Preparar Expresso das Ilhas para ir além das contendas iniciais da democracia e prestar-se a servir o público com mais equilíbrio e objectividade traduziu-se em primeiro lugar na introdução do editorial enquanto opinião expressa do jornal quanto aos assuntos correntes do país. Libertava-se assim o resto do jornal e também os jornalistas para informação sem contaminação opinativa e especulativa. Nas páginas deixadas para os colunistas e opinião de colaboradores houve sempre a preocupação em as manter plural. Por outro lado, querendo um jornal generalista, procurou-se dar cobertura com alguma profundidade a matérias de natureza económica e ter uma secção de cultura vibrante, não descurando o seguimento de situações internacionais e o acesso a opiniões habilitadas de personalidades estrangeiras. A ciência e a tecnologia sempre foram áreas de eleição no jornal e é com agrado que se pode constatar que de alguma forma a “moda” pegou.
A partir da nova abordagem o jornal reafirmou o seu comprometimento com a verdade e com a informação factual e também a sua disponibilidade em promover o conhecimento indispensável para uma participação cidadã plena. Coincidentemente é o que hoje em plena crise das democracias se espera de um papel renovado da imprensa na defesa das instituições e dos direitos fundamentais e na luta contra realidades alternativas e contra os promotores da pós-verdade.
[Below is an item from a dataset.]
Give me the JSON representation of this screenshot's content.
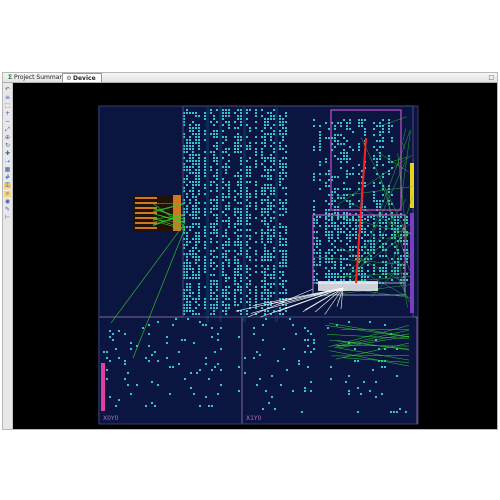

Neste número 1000 celebra-se essa caminhada e renova-se a vontade de a prosseguir com firmeza.
Saudamos todos os colaboradores do Expresso das Ilhas pela contribuição ao jornal ao longo de todos estes árduos anos de colocar o jornal nas bancas com a qualidade e assiduidade esperadas pelos leitores e anunciantes.
O nosso apreço vai para todos os que com os seus artigos de opinião contribuíram para que o jornal fosse um espaço plural de debate político.
Os nossos agradecimentos aos patrocinadores das múltiplas iniciativas do Expresso da Ilhas na promoção da cultura cabo-verdiana s e aos anunciantes pela sua contribuição na sustentabilidade do jornal como uma voz interventiva no espaço público do país.
Um muito obrigado ao parceiro especial que é a Tipografia Santos que todas as quartas-feiras com mais uma edição acabada de imprimir nos permite cumprir com os nossos leitores e anunciantes.
Humberto Cardoso
Texto originalmente publicado na edição impressa do Expresso das Ilhas nº 1000 de 27 de Janeiro de 2021.